Its order intake rose to 3,807 megawatts in the second quarter of 2018, compared with 2,667 megawatts in the same period last year. The total backlog was 23 billion euros, an increase of 2.8 billion euros.
“In the first half of 2018, the wind industry strengthened its position as the cheapest form of energy generation in many markets, which drove strong global demand,” Chief Executive Officer Anders Runevad said in a statement to the Copenhagen stock exchange on Wednesday. “This development saw Vestas’ second quarter order intake increase 43 percent year over year, contributing to the continued growth of our order backlog to an all-time high.”
The company narrowed its guidance for revenue and margins, noting that a trade war is unsettling the outlook for wind turbine manufacturers. Vestas hedges the steel price and pre-buys the primary material for its towers, so it’s not expected to be affected this year but it could be in 2019, according to Chief Financial Officer Marika Fredriksson.
“For this year 2018, we are not expecting any impact from higher raw material prices, steel primarily,” Fredriksson said in a conference call. “For the coming years that is another thing but that’s also something we’ll have to come back to when we guide for ’19.”
The results underscore the difficulty manufactures of renewables technologies are facing in capitalizing on a surge of installations for their products. With governments around the globe encouraging less-polluting forms of power generation, orders at companies like Vestas are near record levels, though increasing competition has kept a lid on margins.

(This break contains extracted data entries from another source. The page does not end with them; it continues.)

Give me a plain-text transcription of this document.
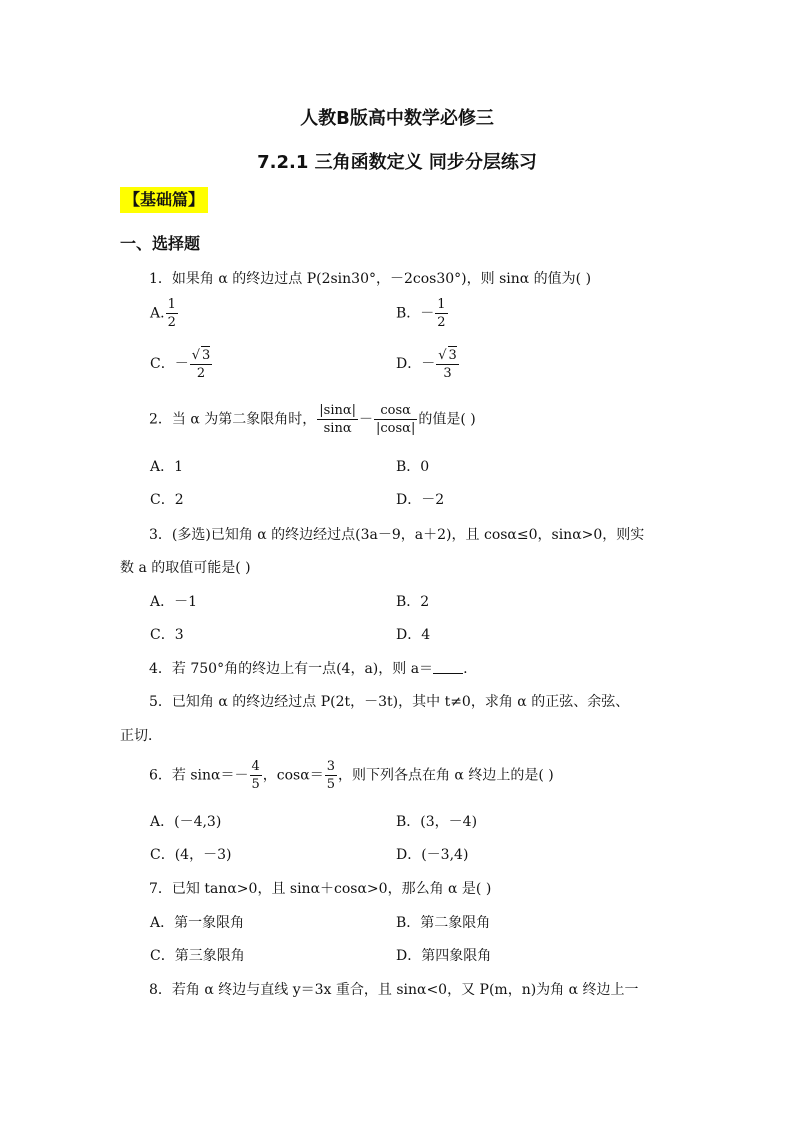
人教B版高中数学必修三
7.2.1 三角函数定义 同步分层练习
【基础篇】
一、选择题
1．如果角 α 的终边过点 P(2sin30°，－2cos30°)，则 sinα 的值为( )
A. $\frac{1}{2}$	B．－ $\frac{1}{2}$
C．－ $\frac{√ 3}{2}$	D．－ $\frac{√ 3}{3}$
2．当 α 为第二象限角时， $\frac{|\sin\alpha|}{\sin\alpha} - \frac{\cos\alpha}{|\cos\alpha|}$ 的值是( )
A．1	B．0
C．2	D．－2
3．(多选)已知角 α 的终边经过点(3a－9，a＋2)，且 cosα≤0，sinα>0，则实
数 a 的取值可能是( )
A．－1	B．2
C．3	D．4
4．若 750°角的终边上有一点(4，a)，则 a＝ .
5．已知角 α 的终边经过点 P(2t，－3t)，其中 t≠0，求角 α 的正弦、余弦、
正切．
6．若 $\sin\alpha=- \frac{4}{5}$ ，$\cos\alpha= \frac{3}{5}$ ，则下列各点在角 α 终边上的是( )
A．(－4,3)	B．(3，－4)
C．(4，－3)	D．(－3,4)
7．已知 tanα>0，且 sinα＋cosα>0，那么角 α 是( )
A．第一象限角	B．第二象限角
C．第三象限角	D．第四象限角
8．若角 α 终边与直线 y＝3x 重合，且 sinα<0，又 P(m，n)为角 α 终边上一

Shares rose as much as 9 percent in Copenhagen trading, their biggest leap since August 2016 and reaching the highest level in almost three months.
The world’s biggest maker of wind turbines expects its revenue this year of 10 billion euros to 10.5 billion euros, down from its previous forecast of 10 billion euros to 11 billion euros. It also now expects an operating profit margin of 9.5 percent to 10.5 percent, less than its previous forecast of 9 percent to 11 percent.
Earnings before interest and tax rose to 295 million euros compared to 279 million euros in the same period last year, beating the median analyst estimate of 213.5 million euros. Vestas also announced a 200 million-euro share buyback, the third such program it has run in recent years.
Vestas said its margin narrowed 11.5 percent in the second quarter from 12.6 percent a year ago, reflecting stiff competition within the industry that depressed prices. It’s also concerned about “external factors” that will weigh on earnings in the months ahead, like the trade tariffs threatened between the U.S. and European Union.
The turbine maker received most of its large-scale orders from the U.S. as usual, getting at least four this quarter. It also booked sizable orders for projects in Germany, Australia, Mexico, Norway, Japan, Sweden, Argentina, Dominican Republic, Bolivia, France, Panama, Italy and India.